I could say ‘because I have something to say’ but most of what I have to say has been said. Or ‘because that’s who/what I am’. I believe all creative people are either courageous or foolhardy – probably, and necessarily, a little of both. We are makers, changing chaos into form.
For instance, a box of embroidery thread is a jumble of colors and tangled skeins but a creative person so inclined to work in that medium will select from the chaos and create a wall-hanging or a cushion cover. Someone else may look at the box and find the chaos has a meaning in itself when they paint a picture of it or take a photo. I’ve done all of the above and I have also used that box of thread as a prop to present one aspect of a character’s personality.
Singing, dancing, painting, embroidery, photography are all creative outlets I happily undertake, but none is more fulfilling than words on a page to build a world that I can inhabit along with all the people in my imagination.
Crazy?
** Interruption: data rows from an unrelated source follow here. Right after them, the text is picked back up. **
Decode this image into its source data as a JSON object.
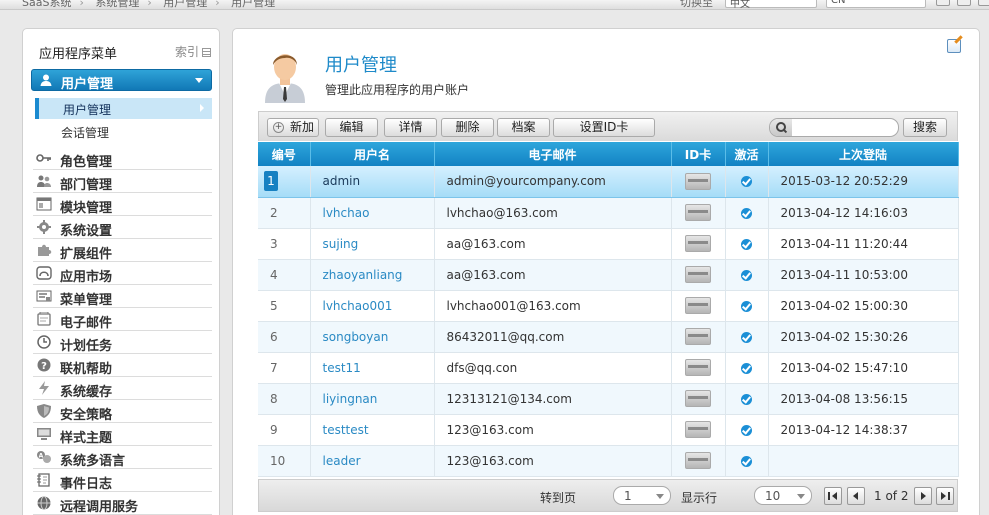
{
  "topbar": {
    "breadcrumbs": [
      "SaaS系统",
      "系统管理",
      "用户管理",
      "用户管理"
    ],
    "lang_label": "切换至",
    "lang_value": "中文",
    "region_value": "CN"
  },
  "sidebar": {
    "title": "应用程序菜单",
    "index_label": "索引",
    "active_group": "用户管理",
    "sub_items": [
      {
        "label": "用户管理",
        "active": true
      },
      {
        "label": "会话管理",
        "active": false
      }
    ],
    "items": [
      {
        "label": "角色管理",
        "icon": "key-icon"
      },
      {
        "label": "部门管理",
        "icon": "people-icon"
      },
      {
        "label": "模块管理",
        "icon": "window-icon"
      },
      {
        "label": "系统设置",
        "icon": "gear-icon"
      },
      {
        "label": "扩展组件",
        "icon": "puzzle-icon"
      },
      {
        "label": "应用市场",
        "icon": "market-icon"
      },
      {
        "label": "菜单管理",
        "icon": "menu-icon"
      },
      {
        "label": "电子邮件",
        "icon": "mail-icon"
      },
      {
        "label": "计划任务",
        "icon": "clock-icon"
      },
      {
        "label": "联机帮助",
        "icon": "help-icon"
      },
      {
        "label": "系统缓存",
        "icon": "lightning-icon"
      },
      {
        "label": "安全策略",
        "icon": "shield-icon"
      },
      {
        "label": "样式主题",
        "icon": "monitor-icon"
      },
      {
        "label": "系统多语言",
        "icon": "translate-icon"
      },
      {
        "label": "事件日志",
        "icon": "log-icon"
      },
      {
        "label": "远程调用服务",
        "icon": "globe-icon"
      }
    ]
  },
  "header": {
    "title": "用户管理",
    "description": "管理此应用程序的用户账户"
  },
  "toolbar": {
    "add_label": "新加",
    "edit_label": "编辑",
    "detail_label": "详情",
    "delete_label": "删除",
    "archive_label": "档案",
    "idcard_label": "设置ID卡",
    "search_placeholder": "",
    "search_label": "搜索"
  },
  "table": {
    "columns": [
      "编号",
      "用户名",
      "电子邮件",
      "ID卡",
      "激活",
      "上次登陆"
    ],
    "rows": [
      {
        "id": "1",
        "username": "admin",
        "email": "admin@yourcompany.com",
        "last_login": "2015-03-12 20:52:29",
        "selected": true
      },
      {
        "id": "2",
        "username": "lvhchao",
        "email": "lvhchao@163.com",
        "last_login": "2013-04-12 14:16:03"
      },
      {
        "id": "3",
        "username": "sujing",
        "email": "aa@163.com",
        "last_login": "2013-04-11 11:20:44"
      },
      {
        "id": "4",
        "username": "zhaoyanliang",
        "email": "aa@163.com",
        "last_login": "2013-04-11 10:53:00"
      },
      {
        "id": "5",
        "username": "lvhchao001",
        "email": "lvhchao001@163.com",
        "last_login": "2013-04-02 15:00:30"
      },
      {
        "id": "6",
        "username": "songboyan",
        "email": "86432011@qq.com",
        "last_login": "2013-04-02 15:30:26"
      },
      {
        "id": "7",
        "username": "test11",
        "email": "dfs@qq.con",
        "last_login": "2013-04-02 15:47:10"
      },
      {
        "id": "8",
        "username": "liyingnan",
        "email": "12313121@134.com",
        "last_login": "2013-04-08 13:56:15"
      },
      {
        "id": "9",
        "username": "testtest",
        "email": "123@163.com",
        "last_login": "2013-04-12 14:38:37"
      },
      {
        "id": "10",
        "username": "leader",
        "email": "123@163.com",
        "last_login": ""
      }
    ]
  },
  "pager": {
    "goto_label": "转到页",
    "page_value": "1",
    "rows_label": "显示行",
    "rows_value": "10",
    "page_info": "1 of 2"
  },
  "colors": {
    "accent": "#1e8ac9",
    "header_bg": "#1282c3",
    "selected_row": "#a5dcf7"
  }
}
Without doubt.
Genres: Contemporary & American Historical Romance, Women's Lit, Women's Autobiography
Publishers: Avalon, Amazon, Eres, Honno
Latest Release: Salsa Dancing with Pterodactyls, Eres Books, 2013
Available on the iBookstore:
https://itunes.apple.com/us/book/salsa-dancing-pterodactyls/id595467481?mt=11&uo=4
BIO:
A native of Paris Hill, Maine, Leigh spent most of her childhood and early adult years in San Francisco before immigrating to Wales to marry and raise three sons. She has been a writer, editor and lecturer for most of her life, intermingled with career portfolios in marketing, finance and community arts projects. An award-winning editor, she has published three volumes of women’s autobiographical writing about their lives in Wales and during World War II. Following the Troops, Life for an Army Wife 1940-1945 is her mother's memoir, published posthumously. Wait a Lonely Lifetime was her debut novel, inspired by a visit to Firenze and her fascination for its beauty and history. She is currently working on a serial novel set in Maine, Nights Before, the first two episodes were released in December 2012 and February 2013, respectively. She is also the author of Salsa Dancing with Pterodactyls, Parts I & II.